28 de março de 2024
Yvonne Dimanche

Habilidades


Queridos leitores, já escrevi há muito tempo que nasci em uma rua paradisíaca no bairro de Botafogo. Até hoje ela é assim. O meu prédio de três andares, como também os demais igualmente pequenos e as casas antigas daquela rua ficam aos pés do Cristo Redentor. Então, por 17 anos fui uma pessoa privilegiada por estar de frente para tão nobre símbolo da cidade do Rio de Janeiro.
Sendo assim, com quatro anos de idade desenhei o Cristo. Nossa! UAU! Que maravilha! A Yvonne é uma artista tal qual o avô e o pai, disseram meus parentes. E eu, na singeleza da minha ingenuidade, achei que seria a próxima Picasso, sem saber quem ele era. Só que meu irmão tinha apenas dois anos no dia em que fui eleita a próxima grande artista plástica do século XX. Com muito menos de quatro anos, desenhou muito melhor do que eu e foi assim por toda a sua vida. Pena que ele não investiu em uma possível carreira. E eu descobri que a minha única genialidade foi ter desenhado o Cristo.
O tempo passou e mais uma vez tive que enfrentar desafios. Quis bordar. Minha mãe comprava uns paninhos brancos na feira para que eu aprendesse esse ofício. Os panos ficavam pretos e eu não conseguia fazer nada. Com 12 anos, a professora de Artes, sim sou jurássica e na minha época tinha isso, pediu para fazermos uma sandalinha que consistia no seguinte: fazer crochê, encaixar uma pequena pérola falsa em algumas carreirinhas.

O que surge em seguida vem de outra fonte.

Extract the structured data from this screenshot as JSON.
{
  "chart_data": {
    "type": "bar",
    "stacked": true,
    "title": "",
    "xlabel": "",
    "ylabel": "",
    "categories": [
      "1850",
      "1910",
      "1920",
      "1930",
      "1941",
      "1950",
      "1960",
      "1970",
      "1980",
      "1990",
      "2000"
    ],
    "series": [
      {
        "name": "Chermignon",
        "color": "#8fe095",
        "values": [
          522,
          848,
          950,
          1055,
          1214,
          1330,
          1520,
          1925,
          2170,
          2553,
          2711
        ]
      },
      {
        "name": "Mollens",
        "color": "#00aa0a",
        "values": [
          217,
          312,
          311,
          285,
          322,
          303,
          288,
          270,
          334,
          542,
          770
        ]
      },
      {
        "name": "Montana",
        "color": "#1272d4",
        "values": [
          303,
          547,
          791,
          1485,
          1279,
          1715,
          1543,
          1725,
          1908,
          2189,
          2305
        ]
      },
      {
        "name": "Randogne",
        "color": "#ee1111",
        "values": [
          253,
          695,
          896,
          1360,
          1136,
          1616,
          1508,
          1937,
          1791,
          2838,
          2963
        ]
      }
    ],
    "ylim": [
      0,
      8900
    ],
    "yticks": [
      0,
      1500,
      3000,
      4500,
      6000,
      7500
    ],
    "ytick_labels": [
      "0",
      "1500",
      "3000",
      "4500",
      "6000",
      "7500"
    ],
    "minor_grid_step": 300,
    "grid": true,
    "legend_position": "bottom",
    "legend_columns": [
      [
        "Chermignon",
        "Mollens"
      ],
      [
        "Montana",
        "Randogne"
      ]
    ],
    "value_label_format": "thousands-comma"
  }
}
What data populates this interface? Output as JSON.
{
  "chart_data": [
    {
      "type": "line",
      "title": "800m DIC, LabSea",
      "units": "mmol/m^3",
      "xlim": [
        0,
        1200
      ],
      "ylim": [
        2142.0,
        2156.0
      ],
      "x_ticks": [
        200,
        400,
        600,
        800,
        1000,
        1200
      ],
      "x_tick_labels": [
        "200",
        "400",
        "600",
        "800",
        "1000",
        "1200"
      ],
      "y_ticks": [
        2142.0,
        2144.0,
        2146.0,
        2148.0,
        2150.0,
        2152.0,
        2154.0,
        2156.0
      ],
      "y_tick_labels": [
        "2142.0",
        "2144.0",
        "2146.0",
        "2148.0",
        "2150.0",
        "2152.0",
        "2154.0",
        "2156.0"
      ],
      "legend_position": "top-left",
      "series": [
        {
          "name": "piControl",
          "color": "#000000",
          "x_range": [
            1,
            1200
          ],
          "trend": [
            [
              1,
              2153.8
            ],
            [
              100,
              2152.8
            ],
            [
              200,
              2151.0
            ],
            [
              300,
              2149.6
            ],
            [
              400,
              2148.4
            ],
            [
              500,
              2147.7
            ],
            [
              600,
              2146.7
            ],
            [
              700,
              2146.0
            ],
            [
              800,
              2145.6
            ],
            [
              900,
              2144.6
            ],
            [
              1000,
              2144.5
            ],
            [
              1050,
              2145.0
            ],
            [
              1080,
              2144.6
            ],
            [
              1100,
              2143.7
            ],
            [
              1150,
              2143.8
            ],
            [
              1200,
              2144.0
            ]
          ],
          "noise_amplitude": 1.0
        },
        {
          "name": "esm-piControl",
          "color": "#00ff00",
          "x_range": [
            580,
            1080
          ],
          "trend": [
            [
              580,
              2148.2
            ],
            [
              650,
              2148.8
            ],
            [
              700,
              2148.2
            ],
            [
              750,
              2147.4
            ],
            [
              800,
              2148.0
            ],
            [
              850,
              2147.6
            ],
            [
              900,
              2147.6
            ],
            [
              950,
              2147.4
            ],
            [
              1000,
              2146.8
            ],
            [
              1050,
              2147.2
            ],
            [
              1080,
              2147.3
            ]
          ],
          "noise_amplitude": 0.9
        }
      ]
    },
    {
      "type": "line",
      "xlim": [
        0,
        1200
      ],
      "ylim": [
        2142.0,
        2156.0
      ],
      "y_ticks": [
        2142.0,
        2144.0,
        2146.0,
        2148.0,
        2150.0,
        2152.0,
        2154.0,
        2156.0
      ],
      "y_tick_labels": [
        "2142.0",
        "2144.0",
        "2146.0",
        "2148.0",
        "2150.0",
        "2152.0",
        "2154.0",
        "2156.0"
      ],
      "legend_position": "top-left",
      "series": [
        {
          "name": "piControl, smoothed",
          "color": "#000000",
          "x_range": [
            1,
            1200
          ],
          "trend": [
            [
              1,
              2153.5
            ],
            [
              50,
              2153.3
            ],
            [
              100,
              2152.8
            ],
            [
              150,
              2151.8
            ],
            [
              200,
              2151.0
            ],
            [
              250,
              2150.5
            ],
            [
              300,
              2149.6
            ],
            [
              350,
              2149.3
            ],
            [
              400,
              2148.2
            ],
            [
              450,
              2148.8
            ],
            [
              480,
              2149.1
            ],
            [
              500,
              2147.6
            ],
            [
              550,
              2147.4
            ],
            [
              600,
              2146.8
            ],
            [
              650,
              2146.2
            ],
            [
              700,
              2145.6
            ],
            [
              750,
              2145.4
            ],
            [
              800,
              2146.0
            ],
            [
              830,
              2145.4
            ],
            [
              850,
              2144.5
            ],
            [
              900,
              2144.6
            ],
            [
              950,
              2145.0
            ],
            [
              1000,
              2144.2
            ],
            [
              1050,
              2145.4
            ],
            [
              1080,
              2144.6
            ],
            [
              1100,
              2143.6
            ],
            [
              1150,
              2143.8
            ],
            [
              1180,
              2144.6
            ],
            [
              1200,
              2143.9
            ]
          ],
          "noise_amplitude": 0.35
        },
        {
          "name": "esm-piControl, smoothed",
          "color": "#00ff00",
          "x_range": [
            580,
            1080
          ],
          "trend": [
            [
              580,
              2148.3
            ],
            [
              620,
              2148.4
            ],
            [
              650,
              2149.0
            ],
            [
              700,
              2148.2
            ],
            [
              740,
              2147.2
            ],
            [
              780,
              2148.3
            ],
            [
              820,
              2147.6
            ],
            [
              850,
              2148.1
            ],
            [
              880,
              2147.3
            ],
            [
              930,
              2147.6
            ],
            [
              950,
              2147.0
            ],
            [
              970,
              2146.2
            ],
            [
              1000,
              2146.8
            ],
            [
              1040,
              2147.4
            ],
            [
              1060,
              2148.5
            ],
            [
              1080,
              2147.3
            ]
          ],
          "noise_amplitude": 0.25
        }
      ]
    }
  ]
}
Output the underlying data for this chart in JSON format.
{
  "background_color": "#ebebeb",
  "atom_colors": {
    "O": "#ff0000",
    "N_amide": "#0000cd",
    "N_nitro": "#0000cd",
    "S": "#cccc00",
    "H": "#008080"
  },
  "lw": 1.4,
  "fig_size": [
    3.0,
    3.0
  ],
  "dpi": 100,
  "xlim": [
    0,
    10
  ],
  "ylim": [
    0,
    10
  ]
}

Feito isso, levar a um sapateiro para que ele fizesse a sola. Não consegui. Tirei 5 sem ter feito nada, apenas para não ser reprovada. Alguém conhece alguém que tenha repetido de ano por causa de Artes? Nem na minha época tão rigorosa e prussiana, nenhuma professora teria coragem de fazer algo do tipo.
Com 14 anos outro desafio, dessa vez do professor de Desenho Geométrico. O trabalho final era fazer um cartaz turístico, esse sim de desenho livre. Meu Deus! Eu iria terminar o Ginásio e seria dessa vez que eu ficaria reprovada? Bom, fui inteligente. Comprei uma cartolina azul, fiz uma linha reta do horizonte, pintei o mar com um azul mais forte, fiz um montinho de areia, uma jangada, um coqueiro e escrevi VISITE O CEARÁ em vermelho. Ganhei 10. O motivo é que tudo que eu fiz foi em sala de aula, ainda que o professor tenha sido camarada e deixado os alunos terminar em casa. Quem entregou desenhos mais maravilhosos do que eu tirou notas baixas. Ficou evidente que houve auxílio em casa.
Bom, acabei de me ridicularizar, mas agora vou citar as minhas habilidades. Não tenho a menor noção de espaço. Eu não sei quanto é um quilômetro, o que vem a ser um centímetro, mas se estou em um ambiente qualquer, eu sei perfeitamente bem se aquele armário cabe naquela parede. Tenho paixão pelos números, pela prova dos nove e até muito pouco tempo eu nunca precisei de agenda telefônica, pois eu sabia os números de telefone de todo mundo. O que me avacalhou foi a idade e esse monte de “noves” na frente dos números de celulares.
Eu não sei batucar, não consigo fazer um movimento com uma mão e outro completamente diferente com outra mão, mas sei cantar uma música para que alguém a identifique. Vejam bem, não estou dizendo que sou cantora afinada, ao contrário, mas quando canto “La La Ri La La La” as pessoas identificam que música é essa. Não sei o que comi ontem, mas quando digo que o filme tal foi feito em 1968 é porque ele foi feito nesse ano e não em 1967 ou 1969. Nos dias de hoje, o filme ou a música podem ser de 2004, mas não tenho a menor ideia se foi nesse ano ou não, visto a idade chegou, digo mais uma vez e para ser sincera, não há nada muito especial em termos culturais do que aconteceu nos últimos 10 anos. O mundo se tornou um tanto esquisito, de acordo com o meu julgamento.
O que mais sinto saudade da minha ex habilidade? É da Matemática, principalmente da Álgebra e Geometria Analítica. Sinto falta dos números, dos “x” e dos “y”, mas por outro lado, estou muito craque em palavras cruzadas e em uma brincadeira que se chama Logodesafio que sai diariamente no jornal O Globo. Queria ter sido artista plástica, mas não tenho nenhum pendor. Por outro lado, gosto muito de escrever e já pensei em um livro de crônicas, mas até agora não consegui. Quem sabe mais tarde?
Um lindo final de semana para todos e até o próximo Boletim.